Pandas integrates with Matplotlib to provide convenient plotting capabilities directly from DataFrames.

In [None]:
# Importing Matplotlib for plotting
import matplotlib.pyplot as plt

# Creating a simple line plot
df_line = pd.DataFrame({
    'Year': [2010, 2011, 2012, 2013, 2014],
    'Value': [100, 200, 150, 300, 250]
})
df_line.plot(x='Year', y='Value', kind='line')
plt.title('Year vs Value')
plt.xlabel('Year')
plt.ylabel('Value')
plt.show()

### 8.1. Bar Plot
You can create a bar plot using the `plot()` method with the `kind='bar'` argument.

In [None]:
# Creating a bar plot
df_bar = pd.DataFrame({
    'Category': ['A', 'B', 'C', 'D'],
    'Values': [23, 45, 56, 78]
})
df_bar.plot(x='Category', y='Values', kind='bar', color='skyblue')
plt.title('Category vs Values')
plt.xlabel('Category')
plt.ylabel('Values')
plt.show()

### 8.2. Histogram
Histograms are useful for showing the distribution of a numerical dataset. You can create a histogram using the `plot()` method with the `kind='hist'` argument.

In [None]:
# Creating a histogram
df_hist = pd.DataFrame({
    'Age': [22, 25, 29, 30, 35, 40, 42, 45, 50, 55, 60]
})
df_hist.plot(kind='hist', bins=5, color='lightgreen')
plt.title('Age Distribution')
plt.xlabel('Age')
plt.ylabel('Frequency')
plt.show()

### 8.3. Scatter Plot
Scatter plots are useful for visualizing the relationship between two numerical variables.

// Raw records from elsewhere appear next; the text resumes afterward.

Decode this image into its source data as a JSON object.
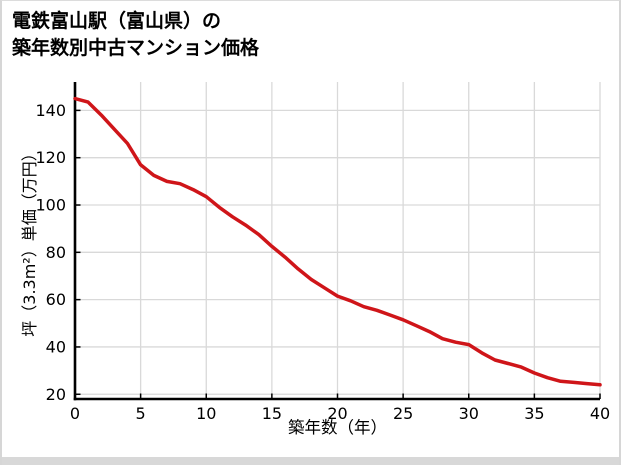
{
  "chart_data": {
    "type": "line",
    "title_lines": [
      "電鉄富山駅（富山県）の",
      "築年数別中古マンション価格"
    ],
    "xlabel": "築年数（年）",
    "ylabel": "坪（3.3m²）単価（万円）",
    "x": [
      0,
      1,
      2,
      3,
      4,
      5,
      6,
      7,
      8,
      9,
      10,
      11,
      12,
      13,
      14,
      15,
      16,
      17,
      18,
      19,
      20,
      21,
      22,
      23,
      24,
      25,
      26,
      27,
      28,
      29,
      30,
      31,
      32,
      33,
      34,
      35,
      36,
      37,
      38,
      39,
      40
    ],
    "values": [
      145,
      143.5,
      138,
      132,
      126,
      117,
      112.5,
      110,
      109,
      106.5,
      103.5,
      99,
      95,
      91.5,
      87.5,
      82.5,
      78,
      73,
      68.5,
      65,
      61.5,
      59.5,
      57,
      55.5,
      53.5,
      51.5,
      49,
      46.5,
      43.5,
      42,
      41,
      37.5,
      34.5,
      33,
      31.5,
      29,
      27,
      25.5,
      25,
      24.5,
      24
    ],
    "xticks": [
      0,
      5,
      10,
      15,
      20,
      25,
      30,
      35,
      40
    ],
    "yticks": [
      20,
      40,
      60,
      80,
      100,
      120,
      140
    ],
    "xlim": [
      0,
      40
    ],
    "ylim": [
      18,
      152
    ],
    "grid": true,
    "legend": false,
    "colors": {
      "line": "#cf1519",
      "grid": "#d9d9d9",
      "axis": "#000000",
      "text": "#000000",
      "background": "#ffffff",
      "window_edge": "#d8d8d8"
    }
  }
}
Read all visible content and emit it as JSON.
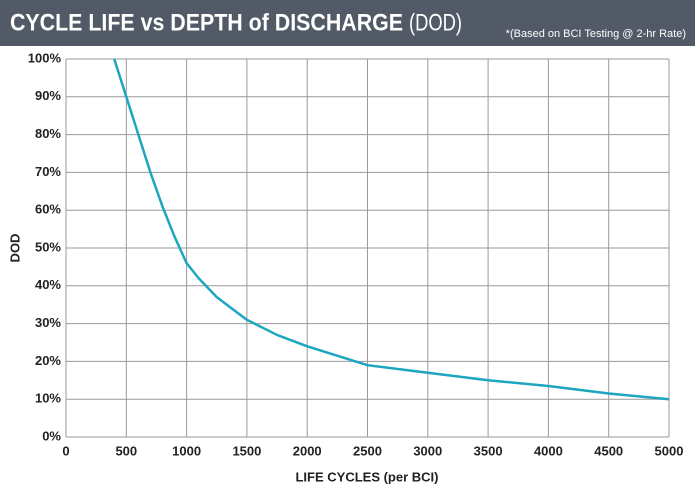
{
  "chart_data": {
    "type": "line",
    "title": "CYCLE LIFE vs DEPTH of DISCHARGE",
    "title_suffix": "(DOD)",
    "subtitle": "*(Based on BCI Testing @ 2-hr Rate)",
    "x_label": "LIFE CYCLES (per BCI)",
    "y_label": "DOD",
    "x": [
      400,
      500,
      600,
      700,
      800,
      900,
      1000,
      1100,
      1250,
      1500,
      1750,
      2000,
      2500,
      3000,
      3500,
      4000,
      4500,
      5000
    ],
    "series": [
      {
        "color": "#1ca6bf",
        "values": [
          100,
          90,
          80,
          70,
          61,
          53,
          46,
          42,
          37,
          31,
          27,
          24,
          19,
          17,
          15,
          13.5,
          11.5,
          10
        ]
      }
    ],
    "xlim": [
      0,
      5000
    ],
    "xticks": [
      0,
      500,
      1000,
      1500,
      2000,
      2500,
      3000,
      3500,
      4000,
      4500,
      5000
    ],
    "ylim": [
      0,
      100
    ],
    "yticks": [
      {
        "value": 0,
        "label": "0%"
      },
      {
        "value": 10,
        "label": "10%"
      },
      {
        "value": 20,
        "label": "20%"
      },
      {
        "value": 30,
        "label": "30%"
      },
      {
        "value": 40,
        "label": "40%"
      },
      {
        "value": 50,
        "label": "50%"
      },
      {
        "value": 60,
        "label": "60%"
      },
      {
        "value": 70,
        "label": "70%"
      },
      {
        "value": 80,
        "label": "80%"
      },
      {
        "value": 90,
        "label": "90%"
      },
      {
        "value": 100,
        "label": "100%"
      }
    ],
    "grid": true
  }
}
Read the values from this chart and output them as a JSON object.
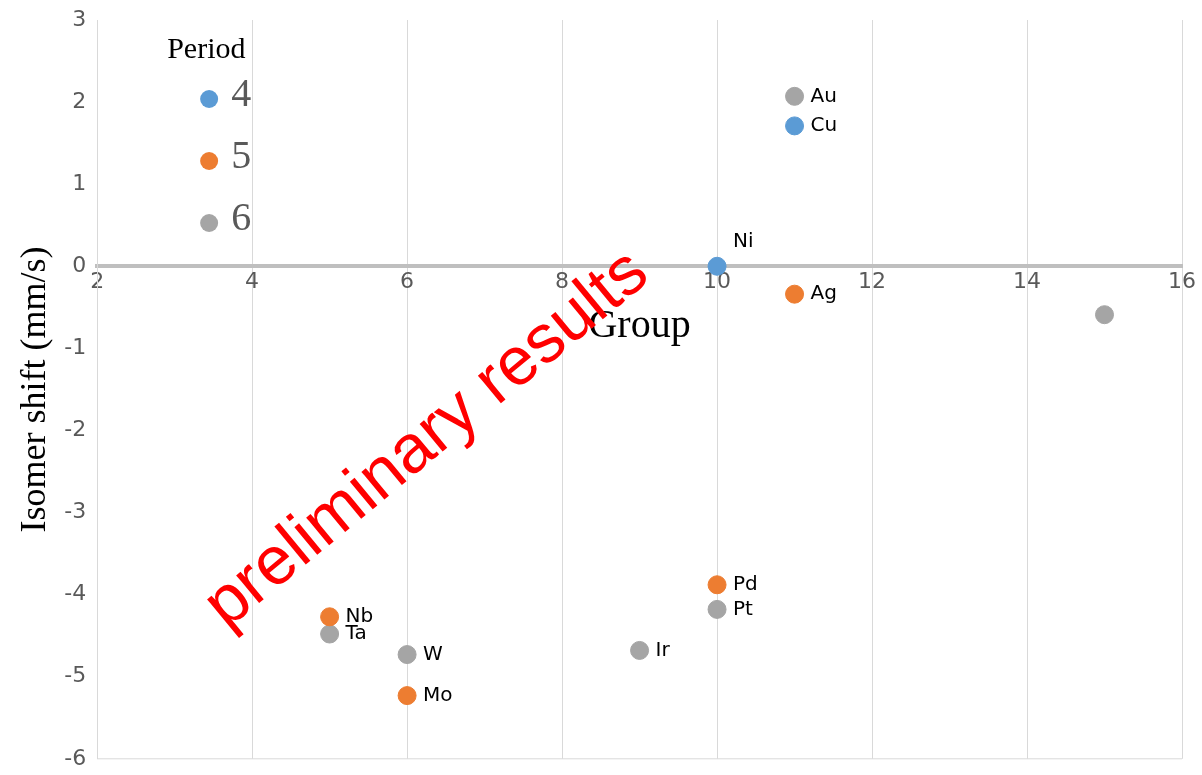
{
  "chart_data": {
    "type": "scatter",
    "xlabel": "Group",
    "ylabel": "Isomer shift (mm/s)",
    "legend_title": "Period",
    "legend": "top left",
    "grid": "x",
    "marker": "circle",
    "xlim": [
      2,
      16
    ],
    "xticks": [
      2,
      4,
      6,
      8,
      10,
      12,
      14,
      16
    ],
    "ylim": [
      -6,
      3
    ],
    "yticks": [
      -6,
      -5,
      -4,
      -3,
      -2,
      -1,
      0,
      1,
      2,
      3
    ],
    "series": [
      {
        "name": "4",
        "color": "#5b9bd5",
        "x": [
          10,
          11
        ],
        "values": [
          0,
          1.71
        ]
      },
      {
        "name": "5",
        "color": "#ed7d31",
        "x": [
          5,
          6,
          10,
          11
        ],
        "values": [
          -4.27,
          -5.23,
          -3.88,
          -0.34
        ]
      },
      {
        "name": "6",
        "color": "#a5a5a5",
        "x": [
          5,
          6,
          9,
          10,
          11,
          15
        ],
        "values": [
          -4.48,
          -4.73,
          -4.68,
          -4.18,
          2.07,
          -0.59
        ]
      }
    ],
    "annotations": [
      {
        "text": "Ni",
        "x": 10,
        "y": 0
      },
      {
        "text": "Cu",
        "x": 11,
        "y": 1.71
      },
      {
        "text": "Nb",
        "x": 5,
        "y": -4.27
      },
      {
        "text": "Mo",
        "x": 6,
        "y": -5.23
      },
      {
        "text": "Pd",
        "x": 10,
        "y": -3.88
      },
      {
        "text": "Ag",
        "x": 11,
        "y": -0.34
      },
      {
        "text": "Ta",
        "x": 5,
        "y": -4.48
      },
      {
        "text": "W",
        "x": 6,
        "y": -4.73
      },
      {
        "text": "Ir",
        "x": 9,
        "y": -4.68
      },
      {
        "text": "Pt",
        "x": 10,
        "y": -4.18
      },
      {
        "text": "Au",
        "x": 11,
        "y": 2.07
      },
      "preliminary results"
    ]
  }
}
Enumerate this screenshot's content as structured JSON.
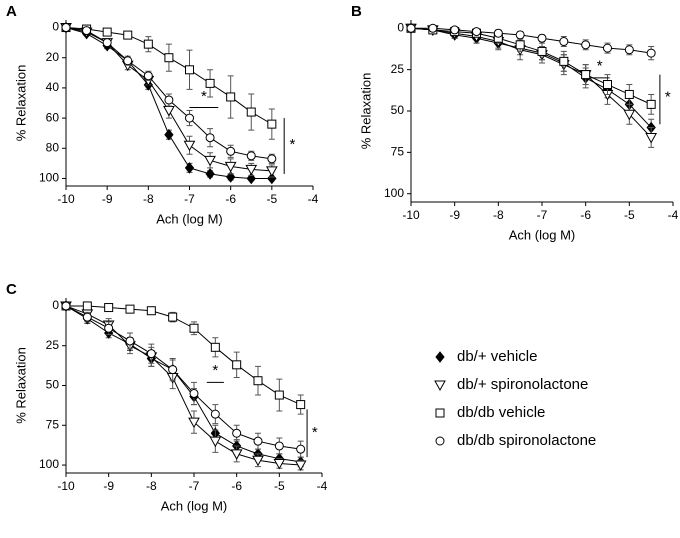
{
  "chart_data": [
    {
      "type": "line",
      "label": "A",
      "x_label": "Ach (log M)",
      "y_label": "% Relaxation",
      "y_inverted": true,
      "x": [
        -10,
        -9.5,
        -9,
        -8.5,
        -8,
        -7.5,
        -7,
        -6.5,
        -6,
        -5.5,
        -5
      ],
      "xlim": [
        -10,
        -4
      ],
      "xticks": [
        -10,
        -9,
        -8,
        -7,
        -6,
        -5,
        -4
      ],
      "ylim": [
        -5,
        105
      ],
      "yticks": [
        0,
        20,
        40,
        60,
        80,
        100
      ],
      "significance": [
        "*",
        "*"
      ],
      "series": [
        {
          "name": "db/+ vehicle",
          "marker": "diamond",
          "color": "#000000",
          "values": [
            0,
            4,
            12,
            22,
            38,
            71,
            93,
            97,
            99,
            100,
            100
          ],
          "errors": [
            0,
            1,
            2,
            2,
            3,
            3,
            3,
            2,
            2,
            1,
            1
          ]
        },
        {
          "name": "db/+ spironolactone",
          "marker": "triangle",
          "color": "#000000",
          "values": [
            0,
            3,
            10,
            25,
            35,
            55,
            78,
            88,
            92,
            94,
            95
          ],
          "errors": [
            0,
            1,
            2,
            3,
            3,
            5,
            6,
            5,
            5,
            4,
            4
          ]
        },
        {
          "name": "db/db vehicle",
          "marker": "square",
          "color": "#000000",
          "values": [
            0,
            1,
            3,
            5,
            11,
            20,
            28,
            37,
            46,
            56,
            64
          ],
          "errors": [
            1,
            1,
            2,
            2,
            5,
            9,
            13,
            9,
            14,
            12,
            10
          ]
        },
        {
          "name": "db/db spironolactone",
          "marker": "circle",
          "color": "#000000",
          "values": [
            0,
            2,
            10,
            22,
            32,
            48,
            60,
            73,
            82,
            85,
            87
          ],
          "errors": [
            0,
            1,
            2,
            3,
            3,
            4,
            5,
            6,
            4,
            3,
            3
          ]
        }
      ]
    },
    {
      "type": "line",
      "label": "B",
      "x_label": "Ach (log M)",
      "y_label": "% Relaxation",
      "y_inverted": true,
      "x": [
        -10,
        -9.5,
        -9,
        -8.5,
        -8,
        -7.5,
        -7,
        -6.5,
        -6,
        -5.5,
        -5,
        -4.5
      ],
      "xlim": [
        -10,
        -4
      ],
      "xticks": [
        -10,
        -9,
        -8,
        -7,
        -6,
        -5,
        -4
      ],
      "ylim": [
        -5,
        105
      ],
      "yticks": [
        0,
        25,
        50,
        75,
        100
      ],
      "significance": [
        "*",
        "*"
      ],
      "series": [
        {
          "name": "db/+ vehicle",
          "marker": "diamond",
          "color": "#000000",
          "values": [
            0,
            1,
            4,
            6,
            9,
            12,
            15,
            21,
            30,
            37,
            46,
            60
          ],
          "errors": [
            0,
            1,
            2,
            3,
            3,
            4,
            4,
            5,
            6,
            5,
            5,
            5
          ]
        },
        {
          "name": "db/+ spironolactone",
          "marker": "triangle",
          "color": "#000000",
          "values": [
            0,
            1,
            3,
            5,
            8,
            13,
            16,
            22,
            28,
            40,
            52,
            66
          ],
          "errors": [
            0,
            2,
            3,
            4,
            5,
            6,
            5,
            6,
            6,
            6,
            6,
            6
          ]
        },
        {
          "name": "db/db vehicle",
          "marker": "square",
          "color": "#000000",
          "values": [
            0,
            1,
            2,
            3,
            6,
            10,
            14,
            20,
            28,
            34,
            40,
            46
          ],
          "errors": [
            0,
            1,
            1,
            2,
            3,
            4,
            5,
            6,
            6,
            6,
            6,
            6
          ]
        },
        {
          "name": "db/db spironolactone",
          "marker": "circle",
          "color": "#000000",
          "values": [
            0,
            0,
            1,
            2,
            3,
            4,
            6,
            8,
            10,
            12,
            13,
            15
          ],
          "errors": [
            0,
            1,
            1,
            1,
            2,
            2,
            2,
            3,
            3,
            3,
            3,
            4
          ]
        }
      ]
    },
    {
      "type": "line",
      "label": "C",
      "x_label": "Ach (log M)",
      "y_label": "% Relaxation",
      "y_inverted": true,
      "x": [
        -10,
        -9.5,
        -9,
        -8.5,
        -8,
        -7.5,
        -7,
        -6.5,
        -6,
        -5.5,
        -5,
        -4.5
      ],
      "xlim": [
        -10,
        -4
      ],
      "xticks": [
        -10,
        -9,
        -8,
        -7,
        -6,
        -5,
        -4
      ],
      "ylim": [
        -5,
        105
      ],
      "yticks": [
        0,
        25,
        50,
        75,
        100
      ],
      "significance": [
        "*",
        "*"
      ],
      "series": [
        {
          "name": "db/+ vehicle",
          "marker": "diamond",
          "color": "#000000",
          "values": [
            0,
            8,
            17,
            24,
            33,
            40,
            57,
            80,
            88,
            93,
            96,
            98
          ],
          "errors": [
            0,
            3,
            3,
            4,
            5,
            6,
            5,
            5,
            4,
            3,
            3,
            3
          ]
        },
        {
          "name": "db/+ spironolactone",
          "marker": "triangle",
          "color": "#000000",
          "values": [
            0,
            5,
            12,
            25,
            32,
            45,
            73,
            85,
            93,
            97,
            99,
            100
          ],
          "errors": [
            0,
            3,
            4,
            5,
            6,
            7,
            7,
            7,
            5,
            4,
            3,
            3
          ]
        },
        {
          "name": "db/db vehicle",
          "marker": "square",
          "color": "#000000",
          "values": [
            0,
            0,
            1,
            2,
            3,
            7,
            14,
            26,
            37,
            47,
            56,
            62
          ],
          "errors": [
            0,
            1,
            1,
            2,
            2,
            3,
            4,
            6,
            8,
            9,
            10,
            6
          ]
        },
        {
          "name": "db/db spironolactone",
          "marker": "circle",
          "color": "#000000",
          "values": [
            0,
            7,
            14,
            22,
            30,
            40,
            55,
            68,
            80,
            85,
            88,
            90
          ],
          "errors": [
            0,
            3,
            4,
            5,
            6,
            7,
            7,
            6,
            5,
            5,
            5,
            5
          ]
        }
      ]
    }
  ]
}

You can create a scatter plot using the `plot()` method with the `kind='scatter'` argument.

In [None]:
# Creating a scatter plot
df_scatter = pd.DataFrame({
    'Height': [150, 160, 165, 170, 175, 180, 185],
    'Weight': [50, 55, 60, 65, 70, 75, 80]
})
df_scatter.plot(x='Height', y='Weight', kind='scatter', color='red')
plt.title('Height vs Weight')
plt.xlabel('Height (cm)')
plt.ylabel('Weight (kg)')
plt.show()

## 9. Exporting Data

Pandas provides functionality to export data from DataFrames to various formats, such as CSV, Excel, and JSON. This is useful for saving your cleaned and processed data for later use or for sharing with others.

### 9.1. Exporting to CSV
You can export a DataFrame to a CSV file using the `to_csv()` method.

In [None]:
# Exporting DataFrame to CSV
df.to_csv('exported_data.csv', index=False)
print("DataFrame exported to 'exported_data.csv'")

### 9.2. Exporting to Excel
You can export a DataFrame to an Excel file using the `to_excel()` method.

In [None]:
# Exporting DataFrame to Excel
df.to_excel('exported_data.xlsx', index=False)
print("DataFrame exported to 'exported_data.xlsx'")

### 9.3. Exporting to JSON
You can export a DataFrame to a JSON file using the `to_json()` method.

In [None]:
# Exporting DataFrame to JSON
df.to_json('exported_data.json', orient='records')
print("DataFrame exported to 'exported_data.json'")

## Conclusion

This notebook has covered the basics of Pandas for data manipulation and analysis, including data inspection, selection, cleaning, aggregation, merging, visualization, and exporting. These skills are essential for data science and can be expanded upon with more complex datasets and operations.